BS Computer Science and Communication Design (2017)
REU Participant (2015)
Abstract: Human-Robot Interaction (HRI) is a relatively young field, however it is growing rapidly. This field is expanding beyond academic communities as more people are exposed to robots in their everyday lives such as robotic toys and household appliances. Robots are being studied and developed for real-world applications such as educational or health care purposes. To further this technological development, we designed an experiment to determine the effect instructions can have on an individual’s performance and interaction with an AR Drone 2.0. We hypothesize that the instructions will significantly change how they pilot the AR Drone 2.0. First, participants went through a brief training session on how to fly the unmanned aircraft system (UAS). Then, we split the participants into two groups based on different instructions and alternated between the two instruction sets for every other participant. We told one group the UAS was an inexpensive toy and the other that it was an expensive piece of research equipment. We told both groups to fly the UAS as quickly as possible without hitting any of the obstacles. Then participants flew the UAS through a specified obstacle course.

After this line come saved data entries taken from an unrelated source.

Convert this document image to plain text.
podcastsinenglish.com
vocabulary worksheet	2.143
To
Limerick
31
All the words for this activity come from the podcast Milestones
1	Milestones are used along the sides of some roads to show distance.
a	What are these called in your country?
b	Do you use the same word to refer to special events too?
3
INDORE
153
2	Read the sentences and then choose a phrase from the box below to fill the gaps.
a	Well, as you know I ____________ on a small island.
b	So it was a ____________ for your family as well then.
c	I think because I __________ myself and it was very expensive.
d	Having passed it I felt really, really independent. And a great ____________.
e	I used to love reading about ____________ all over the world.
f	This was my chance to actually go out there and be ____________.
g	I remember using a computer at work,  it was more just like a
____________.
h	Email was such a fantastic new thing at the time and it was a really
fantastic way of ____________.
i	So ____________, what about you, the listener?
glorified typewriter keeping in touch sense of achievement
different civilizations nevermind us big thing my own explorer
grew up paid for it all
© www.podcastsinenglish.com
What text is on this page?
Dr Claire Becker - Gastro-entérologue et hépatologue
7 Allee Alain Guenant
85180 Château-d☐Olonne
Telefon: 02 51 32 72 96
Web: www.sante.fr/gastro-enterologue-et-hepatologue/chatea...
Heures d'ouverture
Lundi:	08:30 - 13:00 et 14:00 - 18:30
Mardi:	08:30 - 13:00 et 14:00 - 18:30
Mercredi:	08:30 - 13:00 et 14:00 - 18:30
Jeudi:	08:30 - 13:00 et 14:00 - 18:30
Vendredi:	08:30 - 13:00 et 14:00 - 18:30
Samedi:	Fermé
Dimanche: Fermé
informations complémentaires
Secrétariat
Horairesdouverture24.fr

The obstacle course featured flying to the right of a pole, then flying through and to the right of a hula-hoop and finally flying around the left side of the first pole before landing in a green square. We examined the time and accuracy of flying the UAS. After the course, participants answered a short survey that included questions about individuals’ age, gender, experience with a UAS, experience with video games, and thoughts during the experiment such as nervousness and belief of the value of the UAS. Experiments are ongoing at the time of this abstract submission, thus we cannot draw any conclusions yet.